Dünyanın gittiği yerde, yolcu koltuğundan çok sürücü koltuğunda olma niyetinde olan biriyim. (HAYAT AMACI)

Bu cümleyi bir gecede kurmamışsınızdır. Bu niyetin hikâyesini paylaşır mısınız?

İnsanlık devrimselden öte evrimsel bir değişimden geçiyor. Dünyayı bir nevi nöral ağ olarak değerlendiriyorum ve bu bağlamda ne kadar bu “Net”in sinir uçlarına dokunabilirsek, geleceğe dair resim bir o kadar netleşiyor.  Netleştikçe işin finans tarafında riski bir o kadar iyi fiyatlandırabiliyoruz. Bunun sosyolojik yansımalarına dair hayatımızı daha iyi konumlandırabiliyoruz.
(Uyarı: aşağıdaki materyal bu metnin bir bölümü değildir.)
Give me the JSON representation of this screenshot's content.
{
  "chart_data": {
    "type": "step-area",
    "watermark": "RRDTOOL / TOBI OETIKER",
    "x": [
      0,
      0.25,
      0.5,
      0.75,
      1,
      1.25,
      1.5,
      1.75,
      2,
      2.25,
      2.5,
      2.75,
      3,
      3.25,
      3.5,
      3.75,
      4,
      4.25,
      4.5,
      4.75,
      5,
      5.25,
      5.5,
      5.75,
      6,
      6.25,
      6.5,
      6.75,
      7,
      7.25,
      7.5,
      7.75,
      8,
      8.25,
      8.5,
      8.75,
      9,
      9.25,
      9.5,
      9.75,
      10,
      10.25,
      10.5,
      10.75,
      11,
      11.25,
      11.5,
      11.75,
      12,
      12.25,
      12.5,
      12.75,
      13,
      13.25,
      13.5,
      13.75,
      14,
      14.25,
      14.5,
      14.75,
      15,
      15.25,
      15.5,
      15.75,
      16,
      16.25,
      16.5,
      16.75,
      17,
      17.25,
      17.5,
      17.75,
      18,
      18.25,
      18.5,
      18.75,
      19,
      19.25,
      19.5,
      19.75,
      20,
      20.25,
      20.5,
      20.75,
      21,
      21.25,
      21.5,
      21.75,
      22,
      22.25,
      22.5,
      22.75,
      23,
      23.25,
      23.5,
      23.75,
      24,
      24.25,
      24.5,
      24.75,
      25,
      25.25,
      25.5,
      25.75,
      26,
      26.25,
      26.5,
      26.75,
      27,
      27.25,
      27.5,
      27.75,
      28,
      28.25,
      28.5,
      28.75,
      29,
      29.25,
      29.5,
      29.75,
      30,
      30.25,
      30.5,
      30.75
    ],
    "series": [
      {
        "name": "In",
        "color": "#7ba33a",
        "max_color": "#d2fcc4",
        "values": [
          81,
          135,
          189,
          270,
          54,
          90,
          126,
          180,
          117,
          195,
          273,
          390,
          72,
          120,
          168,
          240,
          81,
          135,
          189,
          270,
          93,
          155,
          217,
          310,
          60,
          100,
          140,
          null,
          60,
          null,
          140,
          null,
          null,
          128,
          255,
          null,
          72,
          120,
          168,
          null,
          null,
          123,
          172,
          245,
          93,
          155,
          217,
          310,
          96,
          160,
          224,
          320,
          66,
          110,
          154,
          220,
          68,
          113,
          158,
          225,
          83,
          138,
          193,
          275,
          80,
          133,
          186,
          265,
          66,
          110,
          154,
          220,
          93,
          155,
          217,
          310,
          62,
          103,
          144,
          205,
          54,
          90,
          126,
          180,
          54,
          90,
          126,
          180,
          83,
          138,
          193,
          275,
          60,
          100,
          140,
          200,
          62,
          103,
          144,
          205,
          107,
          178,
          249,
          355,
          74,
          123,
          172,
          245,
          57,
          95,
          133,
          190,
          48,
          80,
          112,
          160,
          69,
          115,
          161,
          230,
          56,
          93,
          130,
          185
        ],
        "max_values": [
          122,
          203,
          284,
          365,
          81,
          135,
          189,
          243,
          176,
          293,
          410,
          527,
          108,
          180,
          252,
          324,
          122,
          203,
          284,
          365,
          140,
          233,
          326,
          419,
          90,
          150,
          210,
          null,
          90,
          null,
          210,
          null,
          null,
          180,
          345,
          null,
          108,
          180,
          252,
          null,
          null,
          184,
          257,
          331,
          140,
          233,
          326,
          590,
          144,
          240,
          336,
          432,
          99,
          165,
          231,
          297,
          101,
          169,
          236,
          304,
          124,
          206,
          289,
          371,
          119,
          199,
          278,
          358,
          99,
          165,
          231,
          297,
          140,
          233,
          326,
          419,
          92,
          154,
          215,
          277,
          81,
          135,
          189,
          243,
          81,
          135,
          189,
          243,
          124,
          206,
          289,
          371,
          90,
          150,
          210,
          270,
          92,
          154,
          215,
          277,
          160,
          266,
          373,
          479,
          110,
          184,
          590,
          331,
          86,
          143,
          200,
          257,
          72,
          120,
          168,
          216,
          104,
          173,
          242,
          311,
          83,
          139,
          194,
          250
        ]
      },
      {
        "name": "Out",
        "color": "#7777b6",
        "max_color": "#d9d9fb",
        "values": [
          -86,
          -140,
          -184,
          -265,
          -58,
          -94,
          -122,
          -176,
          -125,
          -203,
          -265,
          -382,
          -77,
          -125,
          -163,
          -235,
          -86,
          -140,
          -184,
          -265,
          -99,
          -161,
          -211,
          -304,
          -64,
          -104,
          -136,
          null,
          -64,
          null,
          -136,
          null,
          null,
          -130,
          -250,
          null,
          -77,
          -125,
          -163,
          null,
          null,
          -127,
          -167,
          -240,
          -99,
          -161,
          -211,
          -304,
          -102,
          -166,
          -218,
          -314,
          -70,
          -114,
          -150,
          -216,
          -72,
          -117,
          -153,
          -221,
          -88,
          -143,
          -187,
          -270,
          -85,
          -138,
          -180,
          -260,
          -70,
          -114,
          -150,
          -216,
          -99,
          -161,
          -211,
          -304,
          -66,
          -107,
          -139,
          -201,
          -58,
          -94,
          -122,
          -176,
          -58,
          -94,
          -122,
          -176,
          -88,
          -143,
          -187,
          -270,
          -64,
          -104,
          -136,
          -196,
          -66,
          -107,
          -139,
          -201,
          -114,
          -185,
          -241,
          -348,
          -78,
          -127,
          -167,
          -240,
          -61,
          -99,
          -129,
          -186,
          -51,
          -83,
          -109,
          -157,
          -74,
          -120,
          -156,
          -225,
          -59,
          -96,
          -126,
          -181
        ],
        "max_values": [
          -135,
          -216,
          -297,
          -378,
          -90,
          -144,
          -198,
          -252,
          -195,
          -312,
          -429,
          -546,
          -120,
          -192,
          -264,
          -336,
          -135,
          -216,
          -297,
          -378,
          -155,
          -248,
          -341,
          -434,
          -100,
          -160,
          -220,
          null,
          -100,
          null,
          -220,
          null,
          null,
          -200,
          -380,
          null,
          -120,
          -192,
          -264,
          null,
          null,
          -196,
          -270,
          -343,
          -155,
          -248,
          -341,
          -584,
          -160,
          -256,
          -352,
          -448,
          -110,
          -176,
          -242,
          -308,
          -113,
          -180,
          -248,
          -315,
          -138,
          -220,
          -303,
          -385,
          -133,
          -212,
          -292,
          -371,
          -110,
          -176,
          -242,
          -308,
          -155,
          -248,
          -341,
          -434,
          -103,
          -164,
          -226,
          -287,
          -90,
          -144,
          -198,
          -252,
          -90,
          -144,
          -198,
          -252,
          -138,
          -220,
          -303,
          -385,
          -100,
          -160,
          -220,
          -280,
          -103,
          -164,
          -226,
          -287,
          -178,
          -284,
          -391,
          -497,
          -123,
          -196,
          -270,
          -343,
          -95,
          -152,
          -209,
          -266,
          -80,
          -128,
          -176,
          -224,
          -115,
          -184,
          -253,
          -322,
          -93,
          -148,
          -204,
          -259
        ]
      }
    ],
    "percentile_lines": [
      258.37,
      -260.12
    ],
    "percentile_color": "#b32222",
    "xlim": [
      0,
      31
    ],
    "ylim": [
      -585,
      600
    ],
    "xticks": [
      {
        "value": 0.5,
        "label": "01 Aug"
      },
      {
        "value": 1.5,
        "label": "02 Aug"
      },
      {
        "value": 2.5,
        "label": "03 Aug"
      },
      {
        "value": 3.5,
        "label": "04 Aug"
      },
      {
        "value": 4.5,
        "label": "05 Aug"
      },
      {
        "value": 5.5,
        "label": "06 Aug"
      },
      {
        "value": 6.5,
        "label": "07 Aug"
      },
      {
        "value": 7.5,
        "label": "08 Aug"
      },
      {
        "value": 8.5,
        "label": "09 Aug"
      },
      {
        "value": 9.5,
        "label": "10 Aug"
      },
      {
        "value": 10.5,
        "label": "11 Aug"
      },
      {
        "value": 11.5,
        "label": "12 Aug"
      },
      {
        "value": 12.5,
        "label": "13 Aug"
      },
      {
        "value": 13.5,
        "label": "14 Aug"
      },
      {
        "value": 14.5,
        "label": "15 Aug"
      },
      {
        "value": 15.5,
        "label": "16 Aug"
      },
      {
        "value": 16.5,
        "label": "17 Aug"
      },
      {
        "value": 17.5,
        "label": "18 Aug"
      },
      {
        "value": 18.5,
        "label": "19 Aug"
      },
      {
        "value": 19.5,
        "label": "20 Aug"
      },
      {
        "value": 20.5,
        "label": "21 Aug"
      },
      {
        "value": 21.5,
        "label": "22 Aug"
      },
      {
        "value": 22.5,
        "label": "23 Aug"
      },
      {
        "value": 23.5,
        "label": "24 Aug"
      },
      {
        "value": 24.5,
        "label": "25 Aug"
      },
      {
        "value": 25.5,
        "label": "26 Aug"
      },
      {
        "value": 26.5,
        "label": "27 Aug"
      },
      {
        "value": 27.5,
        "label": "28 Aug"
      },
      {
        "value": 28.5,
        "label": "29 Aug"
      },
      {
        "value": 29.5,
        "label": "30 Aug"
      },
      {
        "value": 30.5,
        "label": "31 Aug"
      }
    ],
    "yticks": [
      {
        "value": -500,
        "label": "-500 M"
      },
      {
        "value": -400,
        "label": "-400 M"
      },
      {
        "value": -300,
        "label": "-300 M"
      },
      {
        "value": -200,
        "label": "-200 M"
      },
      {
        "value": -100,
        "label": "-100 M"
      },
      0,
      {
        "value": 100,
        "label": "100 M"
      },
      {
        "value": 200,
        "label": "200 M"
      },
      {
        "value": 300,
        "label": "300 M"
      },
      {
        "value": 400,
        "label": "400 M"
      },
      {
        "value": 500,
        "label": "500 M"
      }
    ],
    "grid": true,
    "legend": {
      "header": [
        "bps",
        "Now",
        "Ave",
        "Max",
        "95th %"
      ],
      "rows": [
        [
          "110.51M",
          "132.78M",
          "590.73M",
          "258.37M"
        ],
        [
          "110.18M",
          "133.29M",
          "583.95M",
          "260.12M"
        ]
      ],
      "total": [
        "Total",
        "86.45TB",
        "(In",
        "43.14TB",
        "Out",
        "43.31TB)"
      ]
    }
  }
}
İşte tam da bu işi yapıyor olmak, bana inanılmaz bir enerji veriyor. Bu kadar çok seyahatimin, bu kadar çok insanla buluşmamın, konuşmamın ana kaynağı budur.

Tutku mu, hırs mı?

Güzel soru. Hırs ise, neyin hırsı? Kariyerimin başında daha çok para odaklıydı. Ancak paranın tek başına bir şey olmadığını çok kısa bir zamanda öğrendim. Para kazanmak için koşulduğu düşünülürken aslında bunun başarı kazanmak için olduğunu, paranın ardından geldiğini, birlikte çalıştığım büyüklerim, mentorlarım söylemişti! Ne kadar da doğruymuş.
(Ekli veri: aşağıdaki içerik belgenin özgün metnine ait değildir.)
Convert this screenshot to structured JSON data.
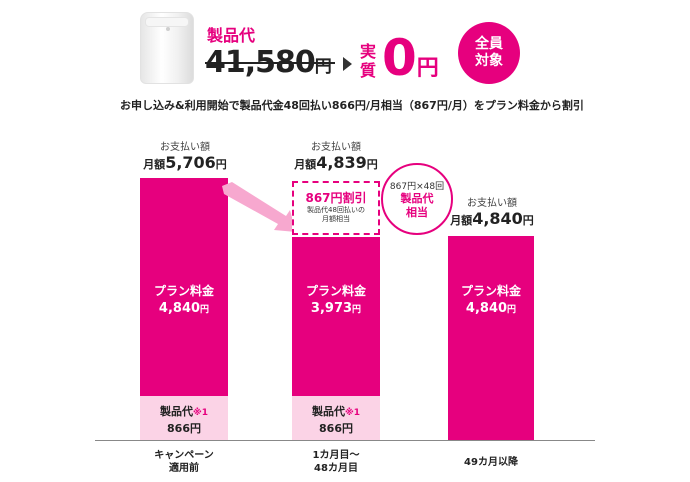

Burada hırslı olmak o başarıyı kazanmak için önemli bir katalizör.

Tutkuya gelince; tutku olmazsa olmaz. Öyle ki kendi işinizi yapıyorsanız; tutku olmazsa sürdürmek mümkün değildir. İnsanın kendi kişisel hedeflerini gerçekleştirmesi için, sürece olan bağlılığı tutkularıyla desteklenir. Buzdağının görünmeyen tarafının inşa edilmesinde, her ne iş yapılıyorsa tutkulu olmak çok önemlidir.

İletişim sizin öncelikli bir değeriniz, nasıl bir iletişimden bahsediyoruz, paylaşır mısınız?

En büyük zenginliğim dünyanın birçok yerindeki birçok farklı insanla bir şekilde iletişim halinde olmam. Değişik dünyaların farklı kültürel ve sosyoekonomik gerçekler ile harmanlanmış kendine özgü bakış açılarını dinlemekten; her zaman görüşlerine katılmasam dahi büyük keyif alırım. İnsanların kendilerine özgü hayat hikâyeleri konusunda çok meraklıyımdır.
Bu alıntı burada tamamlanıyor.